Synthesising COVID-19 related research from a logistics and supply chain perspective

Yumurtacı Hüseyinoğlu, Işık Özge1; Bäumler, Ilja2; Kotzab, Herbert2,3

1Izmir University of Economics, Izmir, Turkey; 2University of Bremen, Bremen, Germany; 3Universiti Utara Malaysia, Sintok, Malaysia

The COVID-19 pandemic research has emerged as a rapidly increasing field both from a practitioner’s and an academician’s perspective. In this paper, we present a synthesis of logistics and supply-chain related COVID-19 pandemic research and classify its results through a systematic literature review (SLR). To achieve this, the content of 87 papers was qualitatively assessed and classified according to their research themes and methodological approaches. The SLR findings pertain the changing mechanisms in logistics and supply chain management. The transformational change indicates insights for strategies, services, structures, and social issues. Accordingly, research avenues in logistics and supply chain management field are provided. Finally, propositions referring to research avenues and synthesis of the findings are suggested.



Development Paths of International Logistics Networks: Implications from the COVID19 pandemic

Nitsche, Benjamin; Straube, Frank

Technische Universität Berlin, Germany

The COVID19 pandemic is the biggest crisis of this century with far-reaching long-term implications for international logistics networks. Problems that were already there before the crisis, are now getting exacerbated but also new opportunities arise from this challenge. Building on focus group workshop and surveys among logistics experts from manufacturing and service provider industry, this presentation seeks to outline lessons learned and potential future development paths form international logistics networks emerging from the pandemic. Good Practice strategies for managing crises in logistics networks are being derived and also a gap analysis is performed that benchmarks the theoretical efficiency of recent crisis management strategies with the current implementation maturity of these strategies in practice. The resulting gaps indicate several areas of improvement and can guide future research and practice alike.
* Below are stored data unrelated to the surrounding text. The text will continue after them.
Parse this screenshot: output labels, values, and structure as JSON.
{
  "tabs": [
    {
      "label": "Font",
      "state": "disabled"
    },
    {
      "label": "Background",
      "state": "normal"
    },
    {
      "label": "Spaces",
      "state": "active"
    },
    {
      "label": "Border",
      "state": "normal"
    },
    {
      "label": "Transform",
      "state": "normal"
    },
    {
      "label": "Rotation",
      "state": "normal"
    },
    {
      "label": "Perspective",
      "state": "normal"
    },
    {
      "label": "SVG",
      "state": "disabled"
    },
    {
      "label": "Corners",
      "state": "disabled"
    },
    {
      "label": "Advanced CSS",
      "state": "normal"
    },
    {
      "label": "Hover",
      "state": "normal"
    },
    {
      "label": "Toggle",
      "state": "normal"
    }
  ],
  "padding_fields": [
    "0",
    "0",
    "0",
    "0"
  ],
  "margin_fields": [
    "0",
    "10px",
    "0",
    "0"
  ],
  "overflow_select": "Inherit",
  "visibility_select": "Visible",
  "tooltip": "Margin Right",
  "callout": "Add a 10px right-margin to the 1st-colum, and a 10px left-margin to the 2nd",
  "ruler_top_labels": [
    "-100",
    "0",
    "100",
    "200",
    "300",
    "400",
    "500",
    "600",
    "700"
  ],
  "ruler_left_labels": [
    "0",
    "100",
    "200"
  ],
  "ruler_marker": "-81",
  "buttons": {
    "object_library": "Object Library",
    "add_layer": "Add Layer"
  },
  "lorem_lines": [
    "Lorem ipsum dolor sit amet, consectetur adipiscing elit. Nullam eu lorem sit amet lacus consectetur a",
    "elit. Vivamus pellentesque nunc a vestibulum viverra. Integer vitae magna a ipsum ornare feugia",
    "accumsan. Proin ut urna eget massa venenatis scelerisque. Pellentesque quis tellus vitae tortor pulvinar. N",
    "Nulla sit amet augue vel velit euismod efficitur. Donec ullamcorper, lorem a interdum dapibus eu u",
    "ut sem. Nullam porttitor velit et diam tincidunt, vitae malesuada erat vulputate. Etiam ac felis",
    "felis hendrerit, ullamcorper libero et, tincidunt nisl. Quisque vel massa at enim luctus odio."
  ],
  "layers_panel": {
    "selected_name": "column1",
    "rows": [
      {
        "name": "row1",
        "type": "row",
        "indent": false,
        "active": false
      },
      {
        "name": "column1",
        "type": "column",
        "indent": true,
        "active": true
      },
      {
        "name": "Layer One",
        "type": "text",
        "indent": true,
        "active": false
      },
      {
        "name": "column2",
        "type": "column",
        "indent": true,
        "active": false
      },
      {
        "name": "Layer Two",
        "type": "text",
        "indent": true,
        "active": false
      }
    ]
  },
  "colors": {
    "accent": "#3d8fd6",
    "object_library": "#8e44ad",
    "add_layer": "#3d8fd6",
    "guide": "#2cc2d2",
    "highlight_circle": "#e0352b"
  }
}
The presentation will conclude with development paths of international logistics networks, synthesized from an industry assessment, that provide a comprehensive overview on how these logistics networks need to be positioned in 2026 in order to continue to be competitive.



Challenges and Approaches of Non-Pharmaceutical Interventions for Airport Operations during Pandemic Situations

Rohde, Ann-Kathrin1; Pupkes, Birte1; Mortensen Ernits, Rafael1; Keiser, Dennis1; Lütjen, Michael1; Freitag, Michael1,2

1BIBA, Germany; 2University of Bremen

During the COVID-19 pandemic, an uncontrolled spread of the virus worldwide was observed. To reduce the world wide spread of highly contagious viruses in the future, it is essential to target situations with a high risk for spreading contagious diseases. The risk of rapidly spreading of diseases is characterized by the fact that prevention measures cannot be applied as required, e.g., due to faulty execution. This situation has been observed during the COVID-19 pandemic in passenger transportation, especially at airports. Air transportation enabled the rapid exchange of people to and from different locations, which may have contributed to the spread of the virus, especially at the beginning of the pandemic before hygiene measures and vaccines were available. It would be particularly interesting for airports to use innovative guidance and tracking strategies and assistance systems to allow people to travel further and react fast in circumstances similar to the one observed during the COVID-19 pandemic. This paper examines the challenges in preventing the uncontrolled spread of disease in air transportation of people and highlights the current state of the art. Furthermore, a new approach using technical systems is demonstrated and discussed in other scenarios, e.g., rail transport.